As 2020 unfolds, there could be good news when it comes to BP’s dividend. At the very least, a cut appears unlikely. Last year, the company scrapped its scrip dividend program.

Scrip dividends aren’t often found in the U.S., but the long and short of that scheme is that they allow investors to receive new equity instead of cash dividends, thereby diluting other investors. Plus, rising shares outstanding counts are a drag on per-share earnings.

Think of scrip dividends as the opposite of a share buyback plan. To go along with the good news of the scrip dividend elimination, the company is expected to grow earnings by 11% this year and bolster cash flow, both potential positives for BP stock and two traits that make a dividend cut unlikely.

On a longer-ranging basis, BP has an under-appreciated element within its business: a venture capital unit, BP Ventures, that makes investments in smaller alternative energy companies with the goal of finding at least five “unicorns” by 2025.

BP Ventures could take some time to pay off for investors, but with much of the developed world boosting green energy use, BP is unlikely to be caught off guard by that shift.

Bottom Line on BP Stock

For 2020, the dividend appears safe, if not capable of growth and that’s a solid foundation for considering BP stock. The company can probably break even at $50 per barrel, well below today’s oil prices, but investors may want to hear more about rightsizing capital expenditures and cutting costs, something BP is already doing.

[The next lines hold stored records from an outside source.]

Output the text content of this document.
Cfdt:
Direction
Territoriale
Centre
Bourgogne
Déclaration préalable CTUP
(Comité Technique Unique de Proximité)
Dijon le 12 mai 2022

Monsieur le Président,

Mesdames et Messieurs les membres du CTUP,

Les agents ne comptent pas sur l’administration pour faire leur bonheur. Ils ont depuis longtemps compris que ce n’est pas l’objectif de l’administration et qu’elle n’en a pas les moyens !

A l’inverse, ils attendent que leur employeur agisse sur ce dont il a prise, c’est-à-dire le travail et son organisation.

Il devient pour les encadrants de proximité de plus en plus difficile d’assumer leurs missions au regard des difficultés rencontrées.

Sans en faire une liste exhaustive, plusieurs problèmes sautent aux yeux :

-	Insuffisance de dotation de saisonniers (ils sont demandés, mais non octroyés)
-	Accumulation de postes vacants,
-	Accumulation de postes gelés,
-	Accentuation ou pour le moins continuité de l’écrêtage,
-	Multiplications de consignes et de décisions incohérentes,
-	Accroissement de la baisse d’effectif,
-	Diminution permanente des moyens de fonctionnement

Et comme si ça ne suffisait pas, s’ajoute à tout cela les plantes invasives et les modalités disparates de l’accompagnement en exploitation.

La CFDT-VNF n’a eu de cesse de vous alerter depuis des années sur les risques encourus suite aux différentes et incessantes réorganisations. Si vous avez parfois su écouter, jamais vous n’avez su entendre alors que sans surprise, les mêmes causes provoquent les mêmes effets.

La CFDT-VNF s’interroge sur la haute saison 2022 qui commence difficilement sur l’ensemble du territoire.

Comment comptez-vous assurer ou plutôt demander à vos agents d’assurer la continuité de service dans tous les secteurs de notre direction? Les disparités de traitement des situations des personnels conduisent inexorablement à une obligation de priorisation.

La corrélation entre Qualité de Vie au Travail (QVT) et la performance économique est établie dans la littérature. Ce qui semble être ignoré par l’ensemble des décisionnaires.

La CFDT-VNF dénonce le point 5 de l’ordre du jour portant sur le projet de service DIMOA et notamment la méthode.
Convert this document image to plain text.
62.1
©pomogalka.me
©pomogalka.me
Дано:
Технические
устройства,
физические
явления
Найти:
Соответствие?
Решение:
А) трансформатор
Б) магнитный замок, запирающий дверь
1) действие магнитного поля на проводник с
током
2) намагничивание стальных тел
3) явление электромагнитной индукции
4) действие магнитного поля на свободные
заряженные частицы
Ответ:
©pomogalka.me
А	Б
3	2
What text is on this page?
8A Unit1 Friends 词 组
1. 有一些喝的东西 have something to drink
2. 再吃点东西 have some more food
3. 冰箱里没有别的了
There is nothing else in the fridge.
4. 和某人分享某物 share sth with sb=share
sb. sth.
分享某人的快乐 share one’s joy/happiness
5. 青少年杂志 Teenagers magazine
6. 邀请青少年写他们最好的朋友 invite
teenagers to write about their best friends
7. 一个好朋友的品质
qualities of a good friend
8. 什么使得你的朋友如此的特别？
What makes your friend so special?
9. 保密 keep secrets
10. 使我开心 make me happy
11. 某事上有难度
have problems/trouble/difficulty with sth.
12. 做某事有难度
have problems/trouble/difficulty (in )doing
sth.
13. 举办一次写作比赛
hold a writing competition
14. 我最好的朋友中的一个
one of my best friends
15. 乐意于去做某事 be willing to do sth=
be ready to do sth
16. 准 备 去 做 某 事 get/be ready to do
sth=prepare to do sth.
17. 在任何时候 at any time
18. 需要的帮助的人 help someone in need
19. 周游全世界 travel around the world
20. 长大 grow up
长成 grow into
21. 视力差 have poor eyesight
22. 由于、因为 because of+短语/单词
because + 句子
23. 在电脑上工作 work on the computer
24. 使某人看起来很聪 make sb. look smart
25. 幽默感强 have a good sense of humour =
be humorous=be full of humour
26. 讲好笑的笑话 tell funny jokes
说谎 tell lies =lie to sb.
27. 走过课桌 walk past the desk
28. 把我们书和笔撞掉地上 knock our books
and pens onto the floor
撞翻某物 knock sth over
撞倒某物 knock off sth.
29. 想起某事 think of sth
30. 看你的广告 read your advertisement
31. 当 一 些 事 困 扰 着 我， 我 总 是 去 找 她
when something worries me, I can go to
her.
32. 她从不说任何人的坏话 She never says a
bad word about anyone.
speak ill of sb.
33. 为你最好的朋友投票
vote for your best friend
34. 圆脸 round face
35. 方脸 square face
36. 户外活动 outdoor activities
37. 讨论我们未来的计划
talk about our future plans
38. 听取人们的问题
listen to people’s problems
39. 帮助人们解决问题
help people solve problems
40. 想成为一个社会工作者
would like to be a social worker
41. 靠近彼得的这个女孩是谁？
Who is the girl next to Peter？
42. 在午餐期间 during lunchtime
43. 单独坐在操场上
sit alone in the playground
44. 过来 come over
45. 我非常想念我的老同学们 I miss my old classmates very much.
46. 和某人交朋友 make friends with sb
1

“BP has already realized cost reductions of $7 billion, or 20%, from 2014 levels, primarily in the upstream segment, where it reduced the workforce by a third,” said Morningstar in a recent note. “With the firm already one of the lower-cost producers of its peer group, cost reductions will improve margins further.”

And yes, the shares are inexpensive at just 0.47x this year’s sales and 1.35x book value.

As of this writing, Todd Shriber did not own any of the aforementioned securities.